À l’heure qu’il est, la France n’a pas un homme comme Goëthe ou Byron ; mais, dans la peinture et la statuaire, elle tient dignement sa place entre l’Allemagne et l’Angleterre. Aujourd’hui l’école allemande est à Rome, personnifiée dans Cornelius et Overbeck. L’abondance ingénieuse et la gravité savante de ces deux artistes ont obtenu en Europe la popularité qu’elles méritaient ; mais le plus grand des deux, Overbeck, n’est pas inventeur. Comme l’illustre auteur de l’Apothéose d’Homère, il remonte jusqu’à Raphaël, souvent jusqu’au Pérugin ; à moins que les Arts placés sous la protection de la Vierge, encore inachevés, ne viennent révéler dans Overbeck une manière nouvelle et inattendue, sa gloire n’ira pas au-delà de l’identification : il continuera le xvie siècle, il n’aura pas de place marquée dans l’histoire de son temps.

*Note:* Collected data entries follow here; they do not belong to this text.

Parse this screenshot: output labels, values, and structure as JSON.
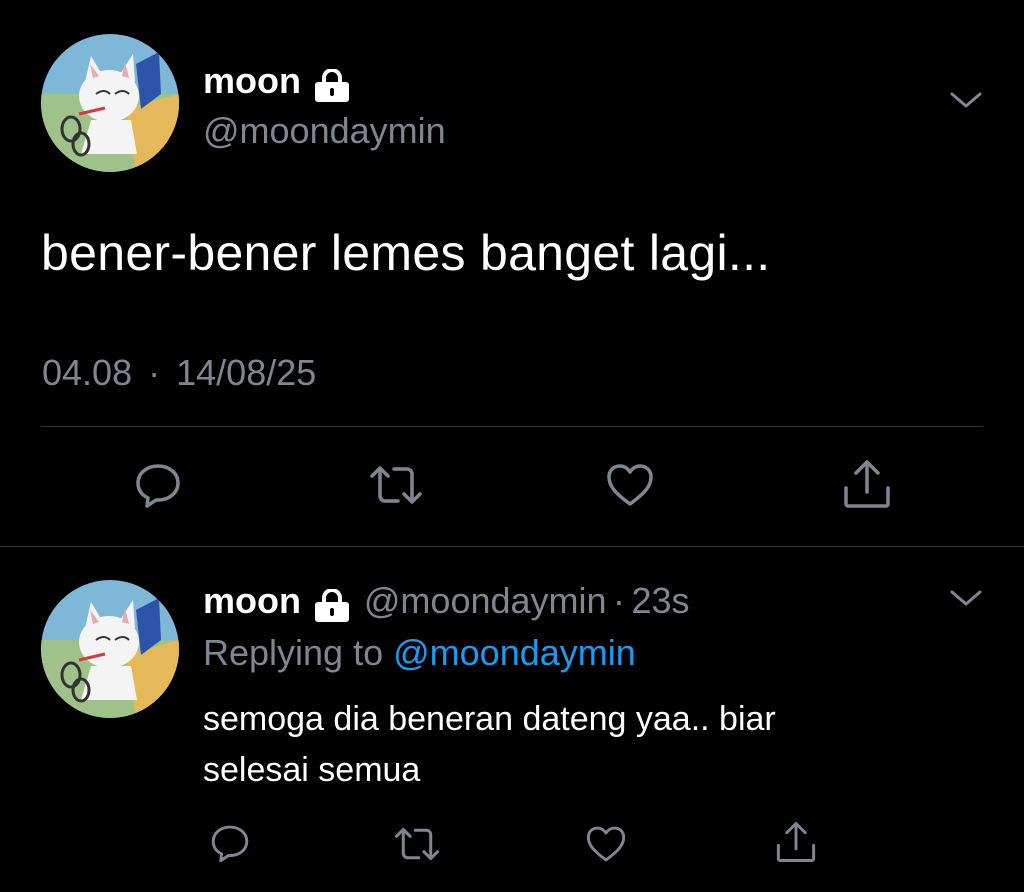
{
  "main_tweet": {
    "display_name": "moon",
    "handle": "@moondaymin",
    "text": "bener-bener lemes banget lagi...",
    "time": "04.08",
    "separator": "·",
    "date": "14/08/25"
  },
  "actions": [
    "reply-icon",
    "retweet-icon",
    "like-icon",
    "share-icon"
  ],
  "reply_tweet": {
    "display_name": "moon",
    "handle": "@moondaymin",
    "separator": "·",
    "age": "23s",
    "replying_prefix": "Replying to",
    "replying_to": "@moondaymin",
    "text_line1": "semoga dia beneran dateng yaa.. biar",
    "text_line2": "selesai semua"
  },
  "colors": {
    "background": "#000000",
    "secondary_text": "#7e8790",
    "link": "#1d9bf0",
    "divider": "#2f3336"
  }
}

La France est plus heureuse. Delacroix et Decamps n’ont rien à envier à Wilkie ou à Landseer ; s’ils n’ont pas atteint, dans l’exécution, à la simplicité des deux artistes anglais, ils rachètent ce défaut apparent par la variété de leurs tentatives. Leur pensée ne s’arrête pas, et nous pouvons tout espérer d’eux.

Dans le portrait, Champmartin domine de bien haut le savoir pénible de Pickersgill.

Dans le paysage, Paul Huet, Cabat, Godefroy Jadin, Marilhat et J. Dupré peuvent regarder sans humiliation Turner, Stanfield et Copley Fielding. Huet, dans la dernière exposition de Paris, s’est montré supérieur à Turner de tout l’intervalle qui sépare l’imagination poétique de la fantaisie puérile. Turner, quoi qu’il fasse, soit qu’il continue les débauches désordonnées de son pinceau, soit qu’il essaie de se renfermer dans une sobriété laborieuse, ne composera jamais rien comme une Soirée d’automne.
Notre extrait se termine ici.